It depends. There are a lot of factors at play when it comes to get a Green Card.
While you won’t be able to get a green card solely on the basis of time in the U.S. in P-1 status, a variety of family and employment-based green card options are available to you.
Can I Apply Based Solely on My P-1 Status?
No. If you are applying for a green card solely based on your P-1 status, then you will certainly be denied.
Your P-1 status is a nonimmigrant status and as such is not eligible for permanent residency.
Along with the myriad of requirements to get your P-1 visa approved, you have to swear that you had and intended to maintain a foreign residence and that you only intended to temporarily enter the United States to perform at your qualifying athletic event.
If USCIS determines that you entered the U.S. with the intent to remain permanently, then they can strip you of your status and charge you with immigration fraud.
This would leave a mark on your record that would likely keep you from ever gaining legal permanent residency.
What if I entered in good faith, but have experienced a change in circumstances?
USCIS understands that plans change with time.
Maybe you had the best of intentions to honor your P-1 requirements, but circumstances arose that forced you to change your mind.
Some reasons you might remain in the U.S. include the following:
- You met the love of your life and got married.
- You received a job offer from a U.S. employer who has completed the necessary steps to sponsor your employment-based immigrant visa.
- You have chosen to invest a significant sum of money in a new commercial enterprise.

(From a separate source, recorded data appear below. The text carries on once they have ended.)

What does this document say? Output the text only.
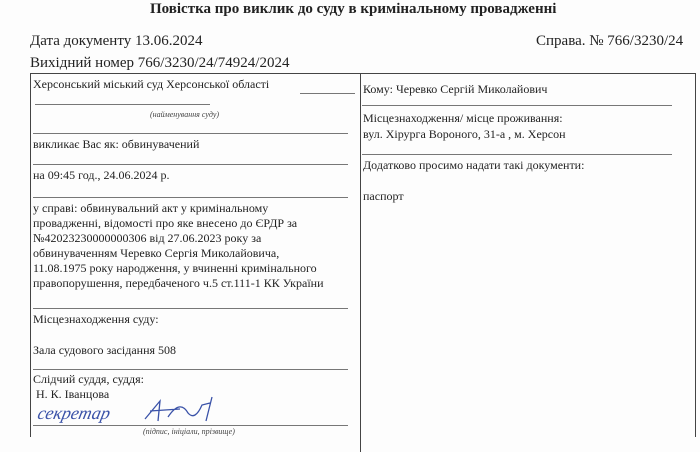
Повістка про виклик до суду в кримінальному провадженні
Дата документу 13.06.2024	Справа. № 766/3230/24
Вихідний номер 766/3230/24/74924/2024
Херсонський міський суд Херсонської області
(найменування суду)
викликає Вас як: обвинувачений
на 09:45 год., 24.06.2024 р.
у справі: обвинувальний акт у кримінальному
провадженні, відомості про яке внесено до ЄРДР за
№42023230000000306 від 27.06.2023 року за
обвинуваченням Черевко Сергія Миколайовича,
11.08.1975 року народження, у вчиненні кримінального
правопорушення, передбаченого ч.5 ст.111-1 КК України
Місцезнаходження суду:
Зала судового засідання 508
Слідчий суддя, суддя:
Н. К. Іванцова
секретар
(підпис, ініціали, прізвище)
Кому: Черевко Сергій Миколайович
Місцезнаходження/ місце проживання:
вул. Хірурга Вороного, 31-а , м. Херсон
Додатково просимо надати такі документи:
паспорт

No matter the change of circumstance, you will not be barred from applying to adjust status simply because you are currently in the United States under a P-1 nonimmigrant visa.

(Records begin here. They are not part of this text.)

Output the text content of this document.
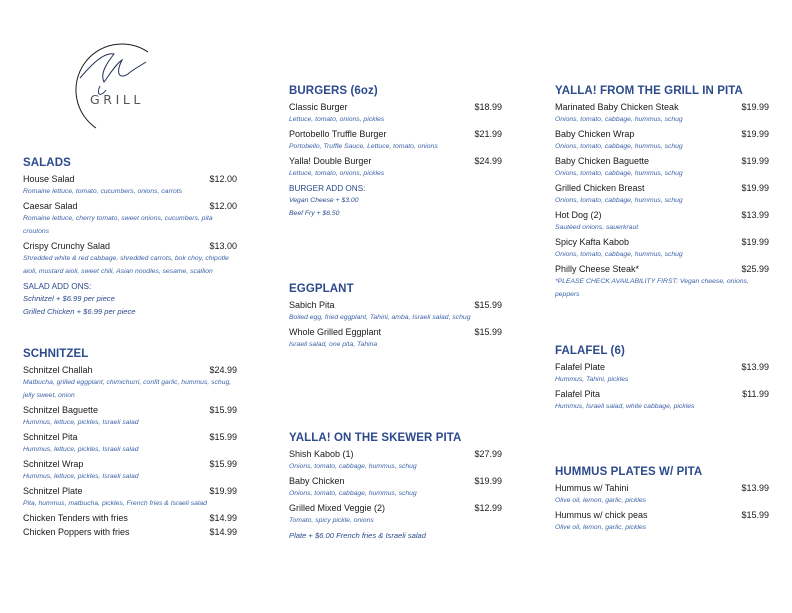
GRILL
SALADS
House Salad	$12.00
Romaine lettuce, tomato, cucumbers, onions, carrots
Caesar Salad	$12.00
Romaine lettuce, cherry tomato, sweet onions, cucumbers, pita croutons
Crispy Crunchy Salad	$13.00
Shredded white & red cabbage, shredded carrots, bok choy, chipotle aioli, mustard aioli, sweet chili, Asian noodles, sesame, scallion
SALAD ADD ONS:
Schnitzel + $6.99 per piece
Grilled Chicken + $6.99 per piece
SCHNITZEL
Schnitzel Challah	$24.99
Matbucha, grilled eggplant, chimichurri, confit garlic, hummus, schug, jelly sweet, onion
Schnitzel Baguette	$15.99
Hummus, lettuce, pickles, Israeli salad
Schnitzel Pita	$15.99
Hummus, lettuce, pickles, Israeli salad
Schnitzel Wrap	$15.99
Hummus, lettuce, pickles, Israeli salad
Schnitzel Plate	$19.99
Pita, hummus, matbucha, pickles, French fries & Israeli salad
Chicken Tenders with fries	$14.99
Chicken Poppers with fries	$14.99
BURGERS (6oz)
Classic Burger	$18.99
Lettuce, tomato, onions, pickles
Portobello Truffle Burger	$21.99
Portobello, Truffle Sauce, Lettuce, tomato, onions
Yalla! Double Burger	$24.99
Lettuce, tomato, onions, pickles
BURGER ADD ONS:
Vegan Cheese + $3.00
Beef Fry + $6.50
EGGPLANT
Sabich Pita	$15.99
Boiled egg, fried eggplant, Tahini, amba, Israeli salad, schug
Whole Grilled Eggplant	$15.99
Israeli salad, one pita, Tahina
YALLA! ON THE SKEWER PITA
Shish Kabob (1)	$27.99
Onions, tomato, cabbage, hummus, schug
Baby Chicken	$19.99
Onions, tomato, cabbage, hummus, schug
Grilled Mixed Veggie (2)	$12.99
Tomato, spicy pickle, onions
Plate + $6.00 French fries & Israeli salad
YALLA! FROM THE GRILL IN PITA
Marinated Baby Chicken Steak	$19.99
Onions, tomato, cabbage, hummus, schug
Baby Chicken Wrap	$19.99
Onions, tomato, cabbage, hummus, schug
Baby Chicken Baguette	$19.99
Onions, tomato, cabbage, hummus, schug
Grilled Chicken Breast	$19.99
Onions, tomato, cabbage, hummus, schug
Hot Dog (2)	$13.99
Sautéed onions, sauerkraut
Spicy Kafta Kabob	$19.99
Onions, tomato, cabbage, hummus, schug
Philly Cheese Steak*	$25.99
*PLEASE CHECK AVAILABILITY FIRST: Vegan cheese, onions, peppers
FALAFEL (6)
Falafel Plate	$13.99
Hummus, Tahini, pickles
Falafel Pita	$11.99
Hummus, Israeli salad, white cabbage, pickles
HUMMUS PLATES W/ PITA
Hummus w/ Tahini	$13.99
Olive oil, lemon, garlic, pickles
Hummus w/ chick peas	$15.99
Olive oil, lemon, garlic, pickles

What Other Factors Make Me Eligible for a Green Card?
If you are currently in the United States with P-1 status and you apply to adjust status (i.e. get a green card) based on a relevant ground of eligibility (e.g. family based, employment based, or investor based), then you may be able to get a green card.
While green card options likely include a family- or investment-based visa category, there are two particular employment-based visas you should be aware of as an athlete:
EB-1 for Athletes with Extraordinary Ability
If you are among your sports elite, you may be able to self-petition for a green card using an E-1 visa.
However, this is a high standard to meet.
The E-1 visa is available to people with an extraordinary ability in certain fields (which includes athletics).
In regards to athletics, extraordinary ability amounts to obtaining “once in a lifetime” international recognition.
For example, medaling in the Olympics or being inducted into your sports hall of fame.
If you can establish (1) that you have an extraordinary ability in athletics, (2) that you intend to work in the area which you have your extraordinary ability, and (3) that your work will benefit the United States, then you may be able to adjust status under the EB-1 program.
EB-2 for Athletes with Exceptional Abilities
If you have a U.S. employer who is willing to sponsor your petition, then you may be able to obtain an EB-2 visa as an athlete with exceptional ability in your field.
Put another way, if you are unable to apply for the EB-1 visa, you may find some success in applying for the EB-2 preference instead.
This visa preference could be especially helpful to individuals who are well-known in their field, but may not have that “once in a lifetime” achievement we mentioned earlier.
Avoiding Common Pitfalls
USCIS presumes that all marriages that are less than 5 years old are a sham designed to obtain immigration benefits.
Therefore, USCIS will almost alway scrutinize your allegedly good-faith marriage before approving any immigration materials.
You will need to acquire as much supporting evidence as you possibly can to show that your marriage was entered into in good faith and not for immigration benefits.
You will also need to prepare yourself for a barrage of interview questions about your spouse and your relationship.
What if I entered the U.S. with P-1 status, but my status expired?
If you entered the United States with legal status but you have let your status expire, then you are currently an illegal overstayer.
As such, you will be barred from obtaining any further immigration benefits and will not be able to adjust status to a legal permanent resident (i.e. a green card holder) without first obtaining a waiver of your unlawful presence.
If this is your situation, it is imperative that you speak with an experienced immigration attorney as soon as possible.
If you have any questions regarding your eligibility for a green card, or you are ready to get the ball rolling with your adjustment application, you should speak with an attorney immediately.
With the proper planning you may able to gain legal permanent residency.